Module extension_validation

Module extension_validation 

Source
Expand description

Deterministic classifier and deduplication engine for Pi extension candidates.

This module takes mixed-source research data (GitHub code search, repo search, npm scan, curated lists) and produces a validated, deduplicated candidate set.

Each candidate gets:

  • A ValidationStatus (true-extension, mention-only, unknown)
  • ValidationEvidence (which signals matched)
  • A canonical identity key for deduplication

The classifier is intentionally conservative: a candidate must show clear Pi extension API usage to be classified as TrueExtension.

Structs§

CodeSearchEntry
A candidate from the GitHub code search inventory.
CodeSearchInventory
Wrapper for code search inventory JSON.
CuratedListEntry
A candidate from the curated list sweep.
CuratedListSummary
Wrapper for curated list summary JSON.
NpmScanEntry
A candidate from the npm scan.
NpmScanSummary
Wrapper for npm scan summary JSON.
RepoSearchEntry
A candidate from the GitHub repo search.
RepoSearchSummary
Wrapper for repo search summary JSON.
ValidatedCandidate
A fully validated candidate with classification and dedup info.
ValidationConfig
Configuration for the validation pipeline.
ValidationEvidence
Evidence supporting a validation decision.
ValidationReport
Output of the full validation + dedup pipeline.
ValidationStats
Aggregate statistics.

Enums§

ValidationStatus
Validation status for a candidate.

Functions§

canonical_id_from_npm
Generate a canonical ID from an npm package name.

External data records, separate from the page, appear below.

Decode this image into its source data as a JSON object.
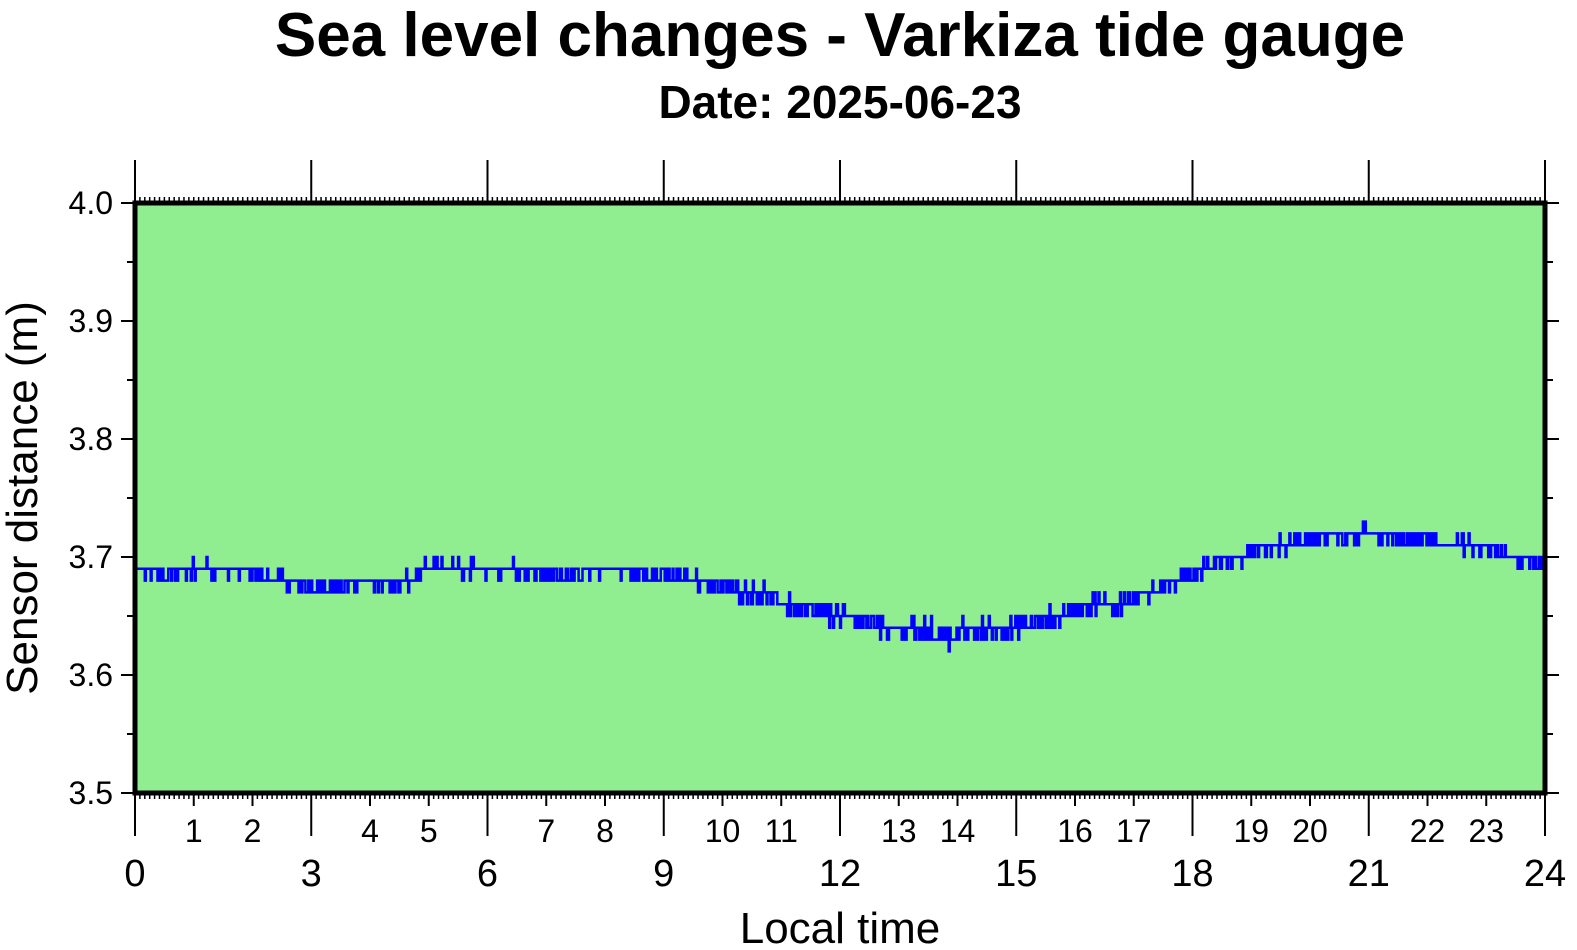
{
  "chart_data": {
    "type": "line",
    "title": "Sea level changes - Varkiza tide gauge",
    "subtitle": "Date: 2025-06-23",
    "xlabel": "Local time",
    "ylabel": "Sensor distance (m)",
    "xlim": [
      0,
      24
    ],
    "ylim": [
      3.5,
      4.0
    ],
    "x_major_ticks": [
      "0",
      "3",
      "6",
      "9",
      "12",
      "15",
      "18",
      "21",
      "24"
    ],
    "x_minor_ticks": [
      "1",
      "2",
      "4",
      "5",
      "7",
      "8",
      "10",
      "11",
      "13",
      "14",
      "16",
      "17",
      "19",
      "20",
      "22",
      "23"
    ],
    "y_ticks": [
      "3.5",
      "3.6",
      "3.7",
      "3.8",
      "3.9",
      "4.0"
    ],
    "plot_background": "#90ee90",
    "line_color": "#0000ff",
    "grid": false,
    "series": [
      {
        "x": [
          0,
          0.5,
          1,
          1.5,
          2,
          2.5,
          3,
          3.5,
          4,
          4.5,
          5,
          5.5,
          6,
          6.5,
          7,
          7.5,
          8,
          8.5,
          9,
          9.5,
          10,
          10.5,
          11,
          11.5,
          12,
          12.5,
          13,
          13.5,
          14,
          14.5,
          15,
          15.5,
          16,
          16.5,
          17,
          17.5,
          18,
          18.5,
          19,
          19.5,
          20,
          20.5,
          21,
          21.5,
          22,
          22.5,
          23,
          23.5,
          24
        ],
        "y": [
          3.69,
          3.685,
          3.69,
          3.69,
          3.685,
          3.68,
          3.675,
          3.675,
          3.68,
          3.675,
          3.69,
          3.69,
          3.69,
          3.69,
          3.685,
          3.685,
          3.69,
          3.685,
          3.685,
          3.68,
          3.675,
          3.67,
          3.66,
          3.655,
          3.65,
          3.645,
          3.64,
          3.635,
          3.635,
          3.64,
          3.64,
          3.645,
          3.655,
          3.66,
          3.665,
          3.675,
          3.685,
          3.695,
          3.705,
          3.71,
          3.715,
          3.715,
          3.72,
          3.715,
          3.715,
          3.71,
          3.705,
          3.7,
          3.695
        ]
      }
    ]
  }
}
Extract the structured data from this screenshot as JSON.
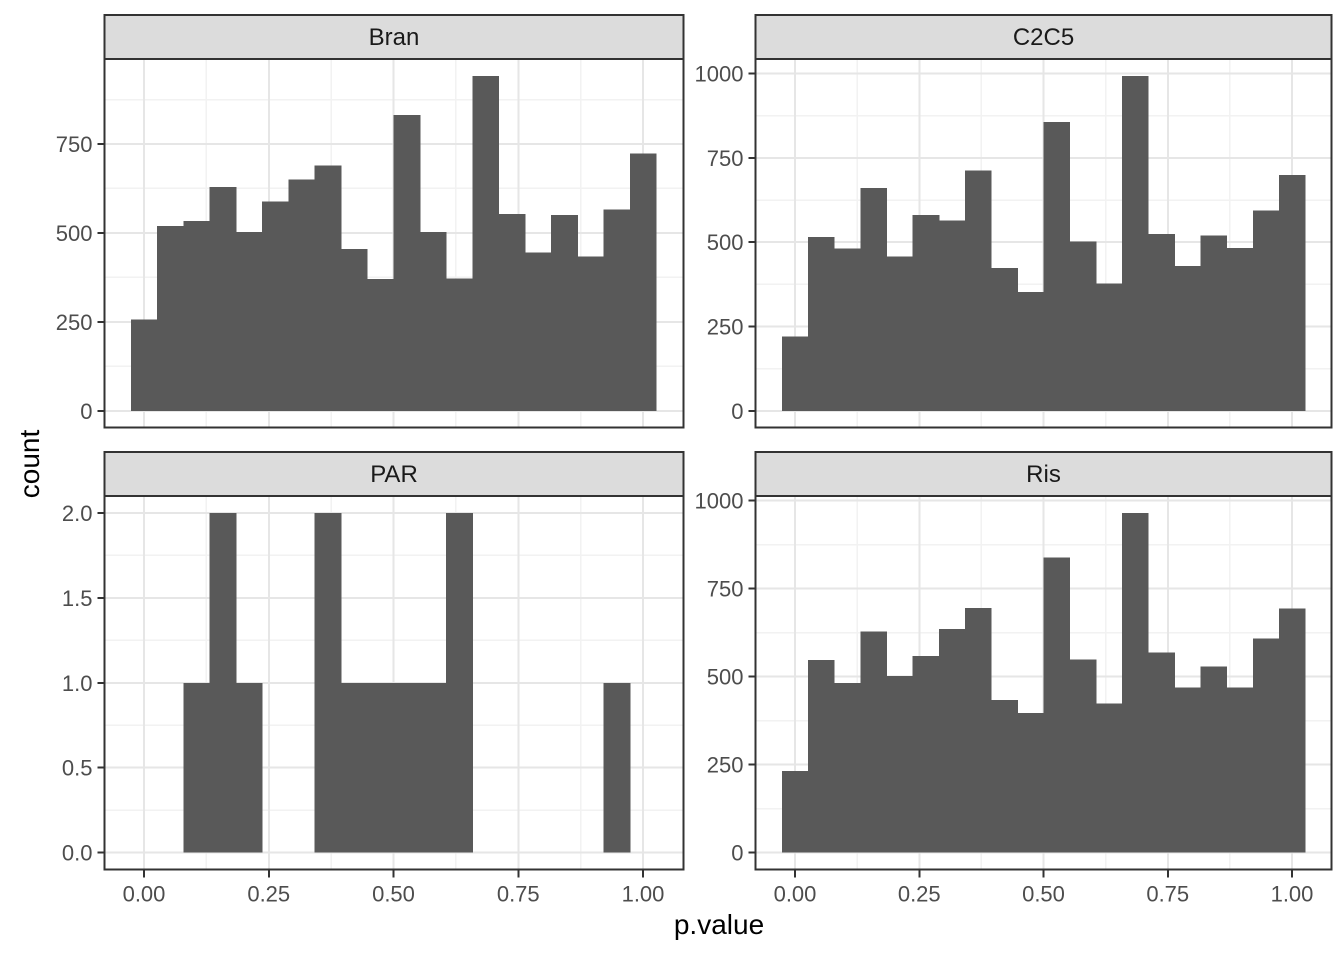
{
  "figure": {
    "x_axis_title": "p.value",
    "y_axis_title": "count"
  },
  "colors": {
    "bar_fill": "#595959",
    "strip_fill": "#DCDCDC",
    "panel_border": "#333333",
    "grid_major": "#E6E6E6",
    "grid_minor": "#F2F2F2",
    "tick_mark": "#333333",
    "tick_text": "#4D4D4D",
    "strip_text": "#1A1A1A",
    "panel_bg": "#FFFFFF"
  },
  "chart_data": [
    {
      "type": "bar",
      "facet": "Bran",
      "xlabel": "p.value",
      "ylabel": "count",
      "bin_start": -0.0263,
      "bin_width": 0.05263,
      "values": [
        257,
        520,
        533,
        629,
        503,
        588,
        650,
        690,
        455,
        370,
        831,
        503,
        372,
        942,
        553,
        445,
        550,
        434,
        566,
        723
      ],
      "ylim": [
        0,
        942
      ],
      "yticks": [
        0,
        250,
        500,
        750
      ],
      "ytick_labels": [
        "0",
        "250",
        "500",
        "750"
      ],
      "xticks": [
        0,
        0.25,
        0.5,
        0.75,
        1
      ],
      "xtick_labels": [
        "0.00",
        "0.25",
        "0.50",
        "0.75",
        "1.00"
      ],
      "grid": true,
      "legend": "none"
    },
    {
      "type": "bar",
      "facet": "C2C5",
      "xlabel": "p.value",
      "ylabel": "count",
      "bin_start": -0.0263,
      "bin_width": 0.05263,
      "values": [
        220,
        515,
        482,
        661,
        457,
        581,
        565,
        713,
        424,
        353,
        857,
        502,
        378,
        994,
        524,
        429,
        520,
        483,
        594,
        700
      ],
      "ylim": [
        0,
        994
      ],
      "yticks": [
        0,
        250,
        500,
        750,
        1000
      ],
      "ytick_labels": [
        "0",
        "250",
        "500",
        "750",
        "1000"
      ],
      "xticks": [
        0,
        0.25,
        0.5,
        0.75,
        1
      ],
      "xtick_labels": [
        "0.00",
        "0.25",
        "0.50",
        "0.75",
        "1.00"
      ],
      "grid": true,
      "legend": "none"
    },
    {
      "type": "bar",
      "facet": "PAR",
      "xlabel": "p.value",
      "ylabel": "count",
      "bin_start": -0.0263,
      "bin_width": 0.05263,
      "values": [
        0,
        0,
        1,
        2,
        1,
        0,
        0,
        2,
        1,
        1,
        1,
        1,
        2,
        0,
        0,
        0,
        0,
        0,
        1,
        0
      ],
      "ylim": [
        0,
        2
      ],
      "yticks": [
        0,
        0.5,
        1,
        1.5,
        2
      ],
      "ytick_labels": [
        "0.0",
        "0.5",
        "1.0",
        "1.5",
        "2.0"
      ],
      "xticks": [
        0,
        0.25,
        0.5,
        0.75,
        1
      ],
      "xtick_labels": [
        "0.00",
        "0.25",
        "0.50",
        "0.75",
        "1.00"
      ],
      "grid": true,
      "legend": "none"
    },
    {
      "type": "bar",
      "facet": "Ris",
      "xlabel": "p.value",
      "ylabel": "count",
      "bin_start": -0.0263,
      "bin_width": 0.05263,
      "values": [
        232,
        547,
        482,
        628,
        501,
        558,
        635,
        695,
        434,
        396,
        838,
        549,
        424,
        965,
        569,
        469,
        528,
        469,
        608,
        693
      ],
      "ylim": [
        0,
        965
      ],
      "yticks": [
        0,
        250,
        500,
        750,
        1000
      ],
      "ytick_labels": [
        "0",
        "250",
        "500",
        "750",
        "1000"
      ],
      "xticks": [
        0,
        0.25,
        0.5,
        0.75,
        1
      ],
      "xtick_labels": [
        "0.00",
        "0.25",
        "0.50",
        "0.75",
        "1.00"
      ],
      "grid": true,
      "legend": "none"
    }
  ]
}
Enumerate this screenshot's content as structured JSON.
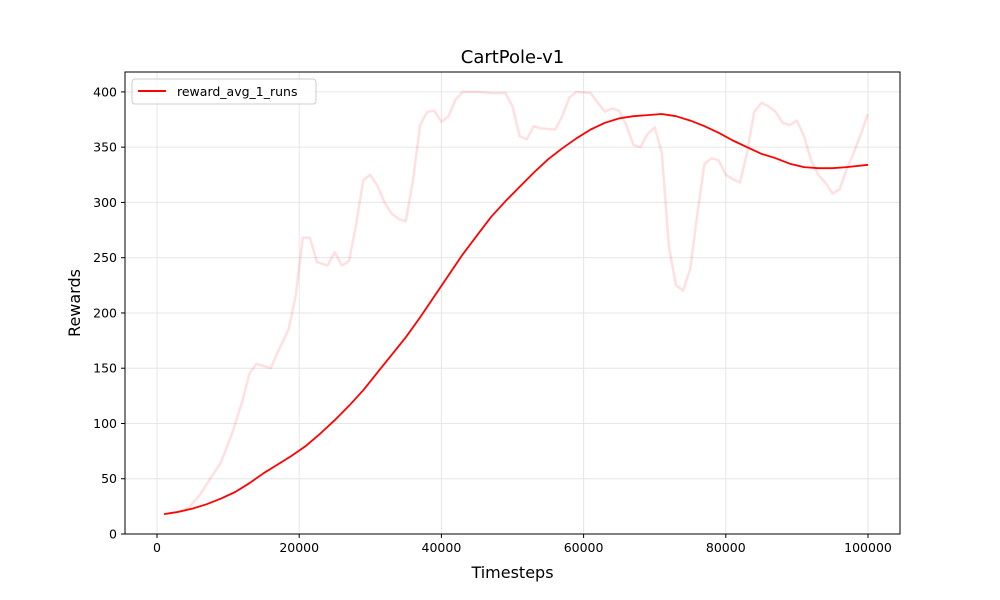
{
  "chart_data": {
    "type": "line",
    "title": "CartPole-v1",
    "xlabel": "Timesteps",
    "ylabel": "Rewards",
    "xlim": [
      -4500,
      104500
    ],
    "ylim": [
      0,
      418
    ],
    "xticks": [
      0,
      20000,
      40000,
      60000,
      80000,
      100000
    ],
    "xtick_labels": [
      "0",
      "20000",
      "40000",
      "60000",
      "80000",
      "100000"
    ],
    "yticks": [
      0,
      50,
      100,
      150,
      200,
      250,
      300,
      350,
      400
    ],
    "ytick_labels": [
      "0",
      "50",
      "100",
      "150",
      "200",
      "250",
      "300",
      "350",
      "400"
    ],
    "grid": true,
    "legend_position": "top-left",
    "colors": {
      "series": "#ff0000",
      "raw": "#ff0000",
      "raw_opacity": 0.12,
      "grid": "#e6e6e6",
      "frame": "#000000"
    },
    "series": [
      {
        "name": "reward_avg_1_runs",
        "x": [
          1000,
          2000,
          3000,
          5000,
          7000,
          9000,
          11000,
          13000,
          15000,
          17000,
          19000,
          21000,
          23000,
          25000,
          27000,
          29000,
          31000,
          33000,
          35000,
          37000,
          39000,
          41000,
          43000,
          45000,
          47000,
          49000,
          51000,
          53000,
          55000,
          57000,
          59000,
          61000,
          63000,
          65000,
          67000,
          69000,
          71000,
          73000,
          75000,
          77000,
          79000,
          81000,
          83000,
          85000,
          87000,
          89000,
          91000,
          93000,
          95000,
          97000,
          100000
        ],
        "y": [
          18,
          19,
          20,
          23,
          27,
          32,
          38,
          46,
          55,
          63,
          71,
          80,
          91,
          103,
          116,
          130,
          146,
          162,
          178,
          196,
          215,
          234,
          253,
          270,
          287,
          301,
          314,
          327,
          339,
          349,
          358,
          366,
          372,
          376,
          378,
          379,
          380,
          378,
          374,
          369,
          363,
          356,
          350,
          344,
          340,
          335,
          332,
          331,
          331,
          332,
          334
        ]
      },
      {
        "name": "",
        "role": "raw",
        "x": [
          1000,
          3000,
          4500,
          6000,
          7500,
          9000,
          10500,
          12000,
          13000,
          14000,
          15000,
          16000,
          17000,
          18500,
          19500,
          20500,
          21500,
          22500,
          24000,
          25000,
          26000,
          27000,
          28000,
          29000,
          30000,
          31000,
          32000,
          33000,
          34000,
          35000,
          36000,
          37000,
          38000,
          39000,
          40000,
          41000,
          42000,
          43000,
          45000,
          47000,
          49000,
          50000,
          51000,
          52000,
          53000,
          54000,
          56000,
          57000,
          58000,
          59000,
          61000,
          62000,
          63000,
          64000,
          65000,
          66000,
          67000,
          68000,
          69000,
          70000,
          71000,
          72000,
          73000,
          74000,
          75000,
          76000,
          77000,
          78000,
          79000,
          80000,
          81000,
          82000,
          83000,
          84000,
          85000,
          86000,
          87000,
          88000,
          89000,
          90000,
          91000,
          92000,
          93000,
          94000,
          95000,
          96000,
          97000,
          98000,
          99000,
          100000
        ],
        "y": [
          18,
          20,
          24,
          35,
          50,
          65,
          90,
          120,
          145,
          154,
          152,
          150,
          165,
          185,
          215,
          268,
          268,
          246,
          243,
          255,
          243,
          247,
          280,
          320,
          325,
          315,
          300,
          290,
          285,
          283,
          320,
          370,
          382,
          383,
          373,
          378,
          393,
          400,
          400,
          399,
          399,
          387,
          360,
          357,
          369,
          367,
          366,
          378,
          395,
          400,
          399,
          390,
          382,
          385,
          383,
          370,
          352,
          350,
          362,
          368,
          345,
          260,
          225,
          220,
          240,
          290,
          335,
          340,
          338,
          325,
          321,
          318,
          345,
          382,
          390,
          387,
          382,
          372,
          370,
          374,
          360,
          338,
          325,
          318,
          308,
          312,
          330,
          345,
          362,
          380
        ]
      }
    ]
  }
}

Prefixed with npm: to distinguish from GitHub repos.
canonical_id_from_repo_slug
Generate a canonical ID from a GitHub repo slug (e.g. “owner/repo”).
canonical_id_from_repo_url
Extract a canonical ID from a GitHub repository URL. Returns owner/repo in lowercase, or None if not a GitHub URL.
chrono_now_iso
Simple ISO timestamp (avoids pulling in chrono).
classify_from_evidence
Classify a candidate based on code-level evidence.
classify_source_content
Classify extension source content (raw TypeScript/JavaScript).
normalize_github_repo
Normalize a GitHub repo slug to lowercase owner/repo.
run_validation_pipeline
Run the full validation + dedup pipeline on all research sources.